In D3D9, there was some leeway in whether the interfaces matched exactly, but this requires the runtime to do some checking/linking work as a regular part of draw-calls (part of the reason it's draw calls are more expensive than D3D10/GL), so this feature was scrapped. Now, it's up to the programmer to make sure that their shaders will correctly link together as they author them, so that at runtime no validation/fix-ups needs to be done.
PS. shader programs can be extracted as binary blobs for caching to skip all of the compiling/linking altogether - i have never found any reason to use them myself (ie. never suffered shader count explosion).
This features isn't the same as D3D's compilation -- you can only extract blobs for the current GPU and driver. The developer can't precompile their shaders and just ship the blobs.
Having precompiled intermediate is one of the most reoccurring requests at OGL side (even after binary blobs got already added) - having D3D brought up as an example time and time and time again. So, whats the holdup? If it makes sense for OGL then why is it not added?
That's a pretty silly argument. To make a similarly silly one from the other sdie of the fence: in Windows 8 Metro, you can't compile HLSL shaders at runtime at all, but are forced to pre-compile them into bytecode ahead of time and ship these blobs to the customer. If runtime compilation is so important, then why was it removed (by a group that is about of equal importance/expertise to Khronos/ARB)?
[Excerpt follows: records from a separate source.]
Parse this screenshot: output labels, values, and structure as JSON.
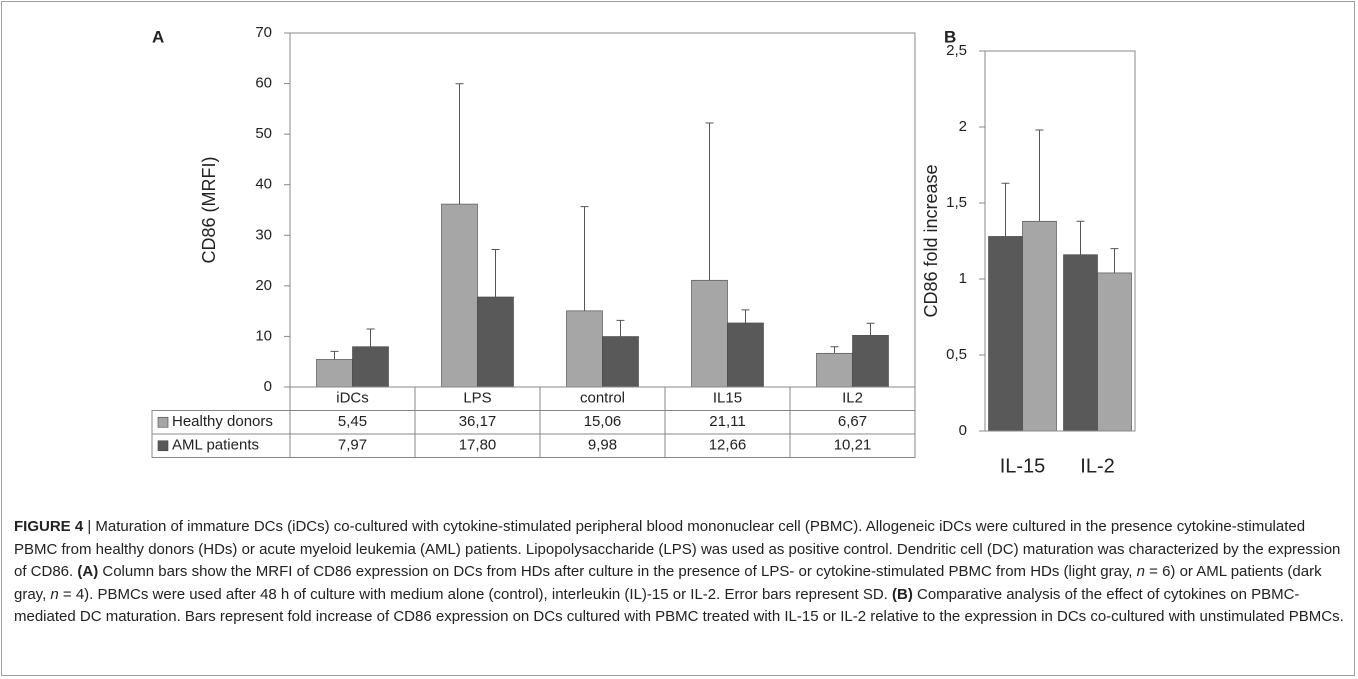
{
  "chart_data": [
    {
      "type": "bar",
      "panel_label": "A",
      "ylabel": "CD86 (MRFI)",
      "categories": [
        "iDCs",
        "LPS",
        "control",
        "IL15",
        "IL2"
      ],
      "series": [
        {
          "name": "Healthy donors",
          "color": "#a6a6a6",
          "values": [
            5.45,
            36.17,
            15.06,
            21.11,
            6.67
          ],
          "value_labels": [
            "5,45",
            "36,17",
            "15,06",
            "21,11",
            "6,67"
          ],
          "errors": [
            1.6,
            23.8,
            20.6,
            31.1,
            1.3
          ]
        },
        {
          "name": "AML patients",
          "color": "#595959",
          "values": [
            7.97,
            17.8,
            9.98,
            12.66,
            10.21
          ],
          "value_labels": [
            "7,97",
            "17,80",
            "9,98",
            "12,66",
            "10,21"
          ],
          "errors": [
            3.5,
            9.4,
            3.2,
            2.6,
            2.4
          ]
        }
      ],
      "ylim": [
        0,
        70
      ],
      "yticks": [
        0,
        10,
        20,
        30,
        40,
        50,
        60,
        70
      ],
      "data_table": true
    },
    {
      "type": "bar",
      "panel_label": "B",
      "ylabel": "CD86 fold increase",
      "categories": [
        "IL-15",
        "IL-2"
      ],
      "series": [
        {
          "color": "#595959",
          "values": [
            1.28,
            1.16
          ],
          "errors": [
            0.35,
            0.22
          ]
        },
        {
          "color": "#a6a6a6",
          "values": [
            1.38,
            1.04
          ],
          "errors": [
            0.6,
            0.16
          ]
        }
      ],
      "ylim": [
        0,
        2.5
      ],
      "yticks": [
        0,
        {
          "value": 0.5,
          "label": "0,5"
        },
        1,
        {
          "value": 1.5,
          "label": "1,5"
        },
        2,
        {
          "value": 2.5,
          "label": "2,5"
        }
      ],
      "data_table": false
    }
  ],
  "caption": {
    "segments": [
      {
        "text": "FIGURE 4",
        "style": "bold"
      },
      {
        "text": " | Maturation of immature DCs (iDCs) co-cultured with cytokine-stimulated peripheral blood mononuclear cell (PBMC). Allogeneic iDCs were cultured in the presence cytokine-stimulated PBMC from healthy donors (HDs) or acute myeloid leukemia (AML) patients. Lipopolysaccharide (LPS) was used as positive control. Dendritic cell (DC) maturation was characterized by the expression of CD86. ",
        "style": "normal"
      },
      {
        "text": "(A)",
        "style": "bold"
      },
      {
        "text": " Column bars show the MRFI of CD86 expression on DCs from HDs after culture in the presence of LPS- or cytokine-stimulated PBMC from HDs (light gray, ",
        "style": "normal"
      },
      {
        "text": "n",
        "style": "italic"
      },
      {
        "text": " = 6) or AML patients (dark gray, ",
        "style": "normal"
      },
      {
        "text": "n",
        "style": "italic"
      },
      {
        "text": " = 4). PBMCs were used after 48 h of culture with medium alone (control), interleukin (IL)-15 or IL-2. Error bars represent SD. ",
        "style": "normal"
      },
      {
        "text": "(B)",
        "style": "bold"
      },
      {
        "text": " Comparative analysis of the effect of cytokines on PBMC-mediated DC maturation. Bars represent fold increase of CD86 expression on DCs cultured with PBMC treated with IL-15 or IL-2 relative to the expression in DCs co-cultured with unstimulated PBMCs.",
        "style": "normal"
      }
    ]
  }
}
Yeah, the driver's internal compiler could do a better job with the high-level source rather than pre-compiled bytecode, but the fact is that compiling HLSL/GLSL is slow. D3D's option to load pre-compiled bytecode shaders is order of magnitude faster. You may not have personally run into a problem with it, but plenty of developers have, which is why this feature is so popular. Just how large C++ games can take between minutes to hours to build, the shader code-bases in large games can take just a few seconds, or half an hour... Even with the caching option, it's very poor form to require your users to wait for 10 minutes the first time they load the game.
Sure, you can trade runtime performance in order to reduce build times, but to be a bit silly again, if this is such a feasible option, why do large games not do it?
Another reason why runtime compilation in GL-land is a bad thing, is because the quality of the GLSL implementation varies widely between drivers. To deal with this, Unity has gone as far as to build their own GLSL compiler, which parses their GLSL code and then emits clean, standardized and optimized GLSL code, to make sure that it runs the same on every implementation. Such a process is unnecessary in D3D due to there being a single, standard compiler implementation.